For those who expand into accessories, there can be even higher margins, usually above 35%.

By contrast, even the best performing AM100 groups are operating at between 3% and 4% with their car and LCV franchises.

Because motorcycles are a specialist product and a luxury purchase, customers are usually more knowledgeable and passionate about what they are buying.

Dealers are expected to be able to offer advice and to be as enthusiastic about the products as their customers, if not more so.

Geoff Selvidge, Yamaha UK motor-cycles division manager, says: “It’s vital for dealers to be enthusiasts. Customers do not need the products, they’re buying because they want a bike. They’ll always need a car.

“Customers know more about the product, 90% are buying for leisure, and 10% are commuters, but that’s growing due to fuel prices and bad public transport. But they quickly get into motorcycling and commuting becomes secondary to leisure.”

#AM_ART_SPLIT# As a leisure purchase, motorcycle sales vary seasonally. John Cooke, dealer principal at St Leger Subaru and Harley-Davidson, estimates that around 75% by volume will sell between March and October.

But the reward for setting up an effective bike franchise is an affluent and more loyal customer base visiting more frequently.

Bikers buyinto a lifestyle, and it’s common for them to visit their dealership purely to socialise with staff and friends.

Whereas a car buyer will often only visit once a year for a service, motorcycle customers visit on average four to five times a year with up to 12 times being common. Some customers drop in weekly for coffee.

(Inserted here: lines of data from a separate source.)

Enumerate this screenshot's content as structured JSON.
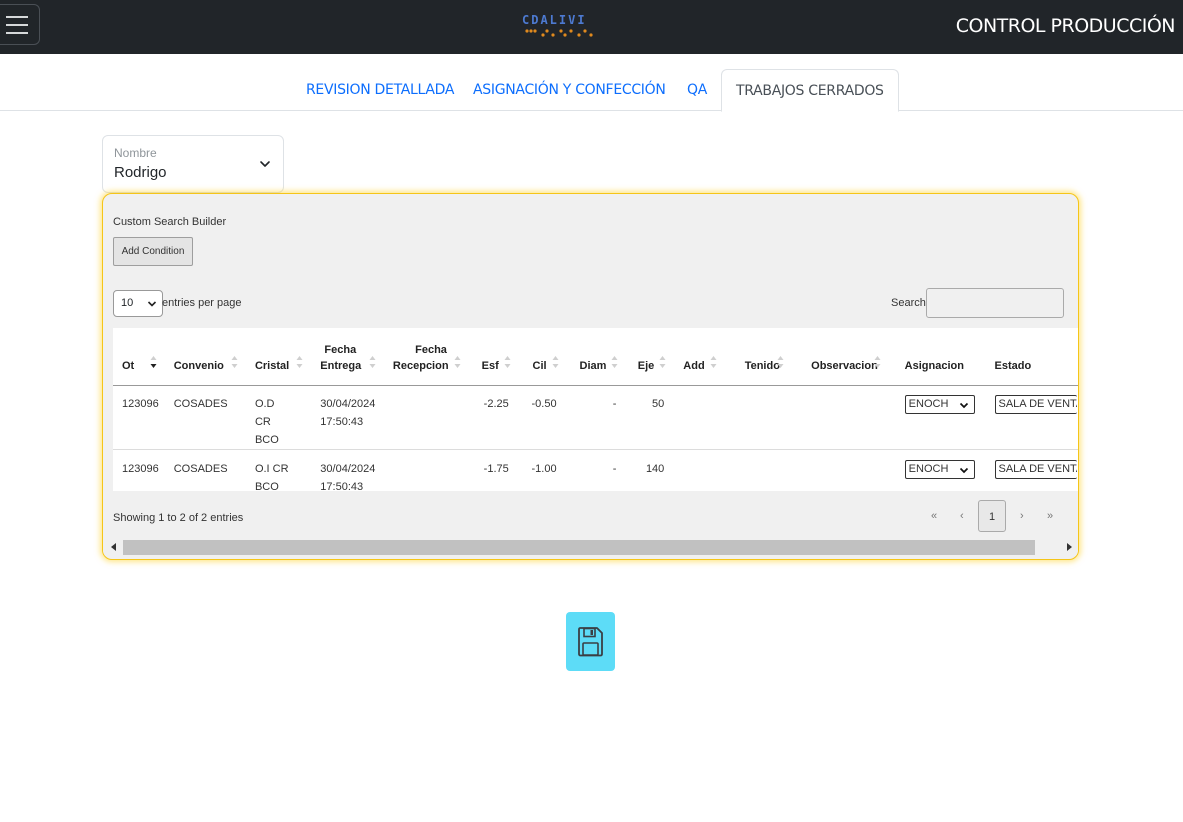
{
  "navbar": {
    "logo_text": "CDALIVI",
    "title": "CONTROL PRODUCCIÓN",
    "colors": {
      "background": "#212529",
      "logo_blue": "#4d7ad1",
      "logo_orange": "#e08a1e"
    }
  },
  "tabs": [
    {
      "label": "REVISION DETALLADA",
      "active": false
    },
    {
      "label": "ASIGNACIÓN Y CONFECCIÓN",
      "active": false
    },
    {
      "label": "QA",
      "active": false
    },
    {
      "label": "TRABAJOS CERRADOS",
      "active": true
    }
  ],
  "name_filter": {
    "label": "Nombre",
    "value": "Rodrigo"
  },
  "search_builder": {
    "title": "Custom Search Builder",
    "add_condition_label": "Add Condition"
  },
  "table_controls": {
    "page_length": "10",
    "page_length_label": "entries per page",
    "search_label": "Search:",
    "search_value": ""
  },
  "table": {
    "columns": [
      "Ot",
      "Convenio",
      "Cristal",
      "Fecha Entrega",
      "Fecha Recepcion",
      "Esf",
      "Cil",
      "Diam",
      "Eje",
      "Add",
      "Tenido",
      "Observacion",
      "Asignacion",
      "Estado"
    ],
    "rows": [
      {
        "ot": "123096",
        "convenio": "COSADES",
        "cristal": "O.D CR BCO",
        "fecha_entrega_date": "30/04/2024",
        "fecha_entrega_time": "17:50:43",
        "fecha_recepcion": "",
        "esf": "-2.25",
        "cil": "-0.50",
        "diam": "-",
        "eje": "50",
        "add": "",
        "tenido": "",
        "observacion": "",
        "asignacion": "ENOCH",
        "estado": "SALA DE VENTAS"
      },
      {
        "ot": "123096",
        "convenio": "COSADES",
        "cristal": "O.I CR BCO",
        "fecha_entrega_date": "30/04/2024",
        "fecha_entrega_time": "17:50:43",
        "fecha_recepcion": "",
        "esf": "-1.75",
        "cil": "-1.00",
        "diam": "-",
        "eje": "140",
        "add": "",
        "tenido": "",
        "observacion": "",
        "asignacion": "ENOCH",
        "estado": "SALA DE VENTAS"
      }
    ]
  },
  "info_text": "Showing 1 to 2 of 2 entries",
  "pagination": {
    "first": "«",
    "prev": "‹",
    "current": "1",
    "next": "›",
    "last": "»"
  },
  "save_button": {
    "icon": "floppy-disk-icon",
    "color": "#5ddcf7"
  }
}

Simon Read, franchising manager at Honda UK’s motorcycles division, says: “The main difference is people choose to be there, they’re making a fun purchase not buying a mode of transport. There’s no time constraint and they’re usually happy to spend time talking over a cup of coffee.

“We’re aiming for a club or lounge type atmosphere where bikers are happy to spend time..” Ian Wilson, dealer development manager at Aprilia, agrees: “Two qualities are important for a bike dealer; the first is attitude and the second is location, everything else we can work around. We want adequate premises which are clean and well equipped, and technicians have to be trained. There are no other specific requirements.”

Most dealers will organise ride-out events from the showroom, giving an opportunity to get to know customers better and demonstrate new vehicles and accessories.

Car dealers wanting to expand into motorcycle sales need to either be passionate about the sector or hire enthusiastic staff to form this connection.

Motorcycles offer a strong retail market, with fleet sales beginning to pick up and good demand for used vehicles. New entrants such as Harley-Davidson are selling three new to two used, and more established players are seeing a 1:1 new to used ratio.

Wilson says: “The used market is buoyant, and bikes up to two or three years old are quite an attractive proposition. There’s also a booming classic bike scene, by which I mean more than 10 years old.”

The motorcycle market is driven by enthusiast demand, and it’s vital for dealers to be able to tap into this passionate customer base.

But with steep overheads and tight frame margins, all the parts of the business need to work together to make any money.

Successful dealers will be able to combine a professional working ethic with a strong interest in the products they sell.